Falls in older people are a major public health issue. One third of people aged 65 years and over fall every year and falls and fractures account for over half of all injury-related health care costs. There is clear evidence that balance exercise engagement reduces fall rates. This proposal targets a major need for older people, for whom falls are a real risk often having debilitating impacts on quality of life and life expectancy. It fits in with current national policies on fall prevention among older people.
The StandingTall programme is a self-management tool using simple mobile technology implemented via an app, to deliver innovative unsupervised, home-based balance training. The programme is individually-tailored and allows real-time coaching, with great potential for providing impactful, cost-effective, and sustainable fall prevention. The app is easy-to-use, offers varied tailored and progressive balance exercises, and is well-accepted. StandingTall has been used successfully by over 500 older people in Australia with an outstanding 76% adherence after 6 months. It can easily complement and be incorporated into existing fall prevention and self-management programmes.

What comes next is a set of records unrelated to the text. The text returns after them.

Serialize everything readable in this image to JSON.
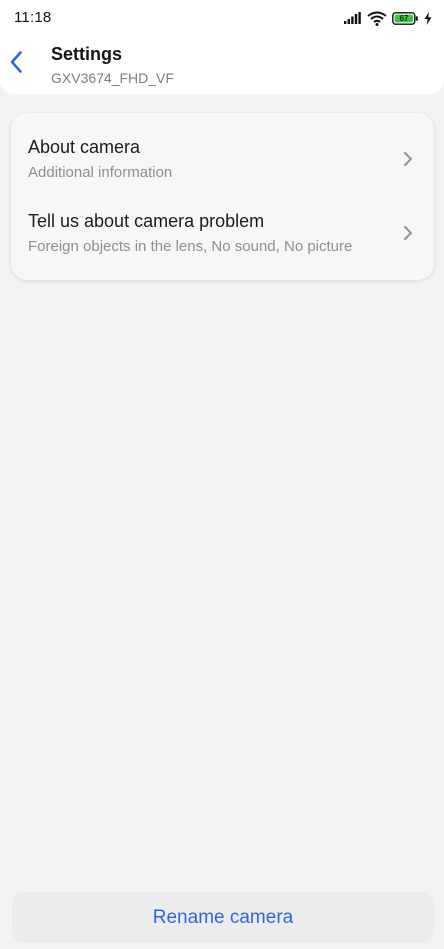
{
  "status_bar": {
    "time": "11:18",
    "battery_level": "67",
    "icons": [
      "signal-icon",
      "wifi-icon",
      "battery-icon",
      "charging-icon"
    ]
  },
  "header": {
    "back_icon": "chevron-left-icon",
    "title": "Settings",
    "subtitle": "GXV3674_FHD_VF"
  },
  "menu": {
    "items": [
      {
        "title": "About camera",
        "subtitle": "Additional information",
        "icon": "chevron-right-icon"
      },
      {
        "title": "Tell us about camera problem",
        "subtitle": "Foreign objects in the lens, No sound, No picture",
        "icon": "chevron-right-icon"
      }
    ]
  },
  "footer": {
    "rename_label": "Rename camera"
  },
  "colors": {
    "accent": "#2f66e0",
    "background": "#f3f3f3",
    "battery": "#3ec23e"
  }
}
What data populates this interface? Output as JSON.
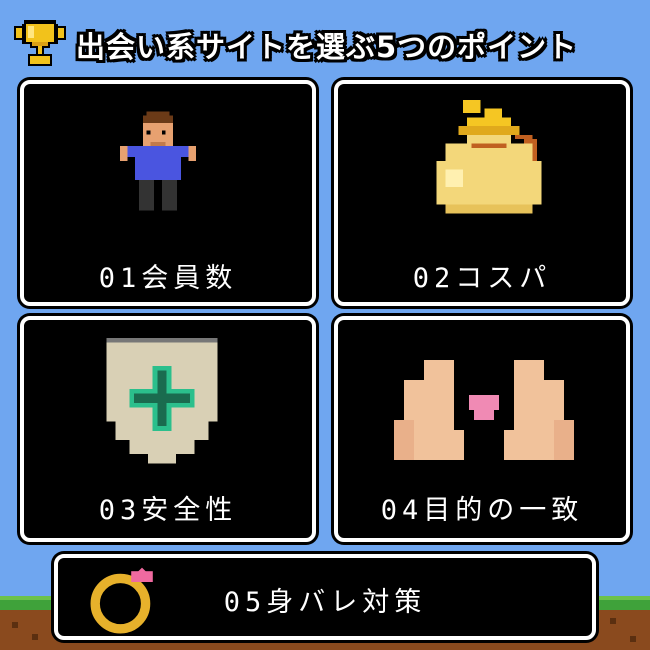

StandingTall is particularly appropriate for older people living in the community who prefer to exercise in their own home or are unable to access community-based exercise classes.
The research project, funded by National Health & Medical Research Council Australia, seeks to accelerate the implementation of StandingTall. It addresses the final steps needed to scale up this innovative technology for widespread use by older people across Australia and United Kingdom. The overall aim of this project is to establish integrated processes and pathways to deliver StandingTall to older people and to provide sustainable support as required. The project will inform the best model for incorporating StandingTall into existing health services and routine care. More specifically, the proposed implementation study will examine the feasibility and appropriateness of delivering StandingTall to people aged 65 years or older (especially those with increased risk and/or a history of falls), and living independently in New South Wales and Melbourne in Australia and across Northern England. This will be done by embedding the programme into referral pathways within hospitals (discharge planning) and primary care providers. Participants will be asked to complete 2 hours of exercises per week for 6 months using the StandingTall app, delivered using their own tablet or computer. The study will examine exercise adherence and identify factors that facilitate the embedding of StandingTall in usual care by increasing engagement of community and health service providers in fall prevention management.